BUILD_DIR="${HOME}/siege-build"
DOWNLOAD_URL="https://download.joedog.org/siege/siege-latest.tar.gz"

echo "=== Siege Source Update Script ==="

if [ "$LOCAL_INSTALL" = true ]; then
    echo "Mode: User-local installation (no sudo required)"
    INSTALL_PREFIX="$HOME/.local"
else
    echo "Mode: System-wide installation (requires sudo)"
    INSTALL_PREFIX="/usr/local"
fi

# Check for required tools
echo -e "\nChecking prerequisites..."
for cmd in wget tar make gcc; do
    if ! command -v "$cmd" &> /dev/null; then
        echo "Error: $cmd is not installed."
        echo "Install dependencies: sudo apt install build-essential libssl-dev zlib1g-dev wget"
        exit 1
    fi
done
echo "All prerequisites found."

# Check current version
if command -v siege &> /dev/null; then
    CURRENT_VERSION=$(siege --version 2>&1 | head -1 | awk '{print $2}')
    echo "Current Siege version: ${CURRENT_VERSION}"
else
    echo "Siege is not currently installed."
    CURRENT_VERSION="none"
fi

# Create build directory and download
echo -e "\nCreating build directory..."
mkdir -p "$BUILD_DIR"
cd "$BUILD_DIR"

echo -e "\nDownloading latest Siege source..."
rm -f siege-latest.tar.gz
wget -q --show-progress "$DOWNLOAD_URL"

echo -e "\nExtracting archive..."
rm -rf siege-*/
tar -xzf siege-latest.tar.gz

# Check version and compile
cd siege-*/
NEW_VERSION=$(grep "PACKAGE_VERSION=" configure | cut -d'=' -f2 | tr -d "'")
echo "Latest available version: ${NEW_VERSION}"

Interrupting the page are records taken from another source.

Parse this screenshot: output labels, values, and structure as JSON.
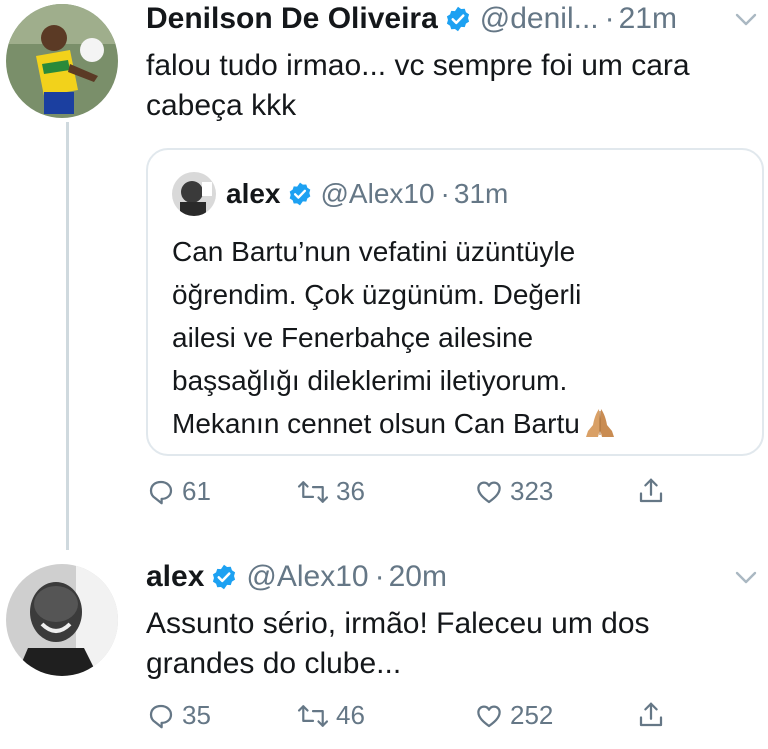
{
  "tweet1": {
    "display_name": "Denilson De Oliveira",
    "handle": "@denil...",
    "separator": "·",
    "time": "21m",
    "text_line1": "falou tudo irmao... vc sempre foi um cara",
    "text_line2": "cabeça kkk"
  },
  "quoted": {
    "display_name": "alex",
    "handle": "@Alex10",
    "separator": "·",
    "time": "31m",
    "lines": [
      "Can Bartu’nun vefatini üzüntüyle",
      "öğrendim. Çok üzgünüm. Değerli",
      "ailesi ve Fenerbahçe ailesine",
      "başsağlığı dileklerimi iletiyorum.",
      "Mekanın cennet olsun Can Bartu"
    ],
    "emoji_icon": "folded-hands-icon"
  },
  "tweet1_actions": {
    "replies": "61",
    "retweets": "36",
    "likes": "323"
  },
  "tweet2": {
    "display_name": "alex",
    "handle": "@Alex10",
    "separator": "·",
    "time": "20m",
    "text_line1": "Assunto sério, irmão! Faleceu um dos",
    "text_line2": "grandes do clube..."
  },
  "tweet2_actions": {
    "replies": "35",
    "retweets": "46",
    "likes": "252"
  },
  "icons": {
    "verified": "verified-badge-icon",
    "more": "chevron-down-icon",
    "reply": "reply-icon",
    "retweet": "retweet-icon",
    "like": "heart-icon",
    "share": "share-icon"
  },
  "colors": {
    "verified_blue": "#1da1f2",
    "secondary_text": "#657786",
    "primary_text": "#14171a",
    "border": "#e1e8ed"
  }
}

if [ "$CURRENT_VERSION" = "$NEW_VERSION" ]; then
    echo -e "\nSiege is already up to date (version ${NEW_VERSION})."
    exit 0
fi

echo -e "\nConfiguring build..."
./configure --prefix="$INSTALL_PREFIX" --quiet

echo -e "\nCompiling..."
make -j$(nproc) --quiet

echo -e "\nInstalling..."
if [ "$LOCAL_INSTALL" = true ]; then
    make install --quiet
else
    sudo make install --quiet
fi

# Verify and cleanup
echo -e "\nVerifying installation..."
INSTALLED_VERSION=$(siege --version 2>&1 | head -1 | awk '{print $2}')
echo "Successfully installed Siege ${INSTALLED_VERSION}"

echo -e "\nCleaning up..."
cd "$HOME"
rm -rf "$BUILD_DIR"

echo -e "\n=== Update complete ==="

After saving the file, make it executable:

chmod +x ~/update-siege.sh

Now you can run the script with or without the --local flag:

# System-wide update (requires sudo)
~/update-siege.sh

# User-local update (no sudo required)
~/update-siege.sh --local

Expected output when updating from version 4.1.6 to 4.1.7:

=== Siege Source Update Script ===

Checking prerequisites...
All prerequisites found.
Current Siege version: 4.1.6

Creating build directory...

Downloading latest Siege source...
siege-latest.tar.gz  100%[==================>] 530.71K  2.50MB/s    in 0.2s

Extracting archive...
Latest available version: 4.1.7

Configuring build...

Compiling...

Installing (requires sudo)...

Verifying installation...
Successfully installed Siege 4.1.7

Cleaning up...

=== Update complete ===

Do not run this script via cron or automated schedulers. Source compilation should always be performed interactively so you can address any dependency issues or compilation errors that may arise.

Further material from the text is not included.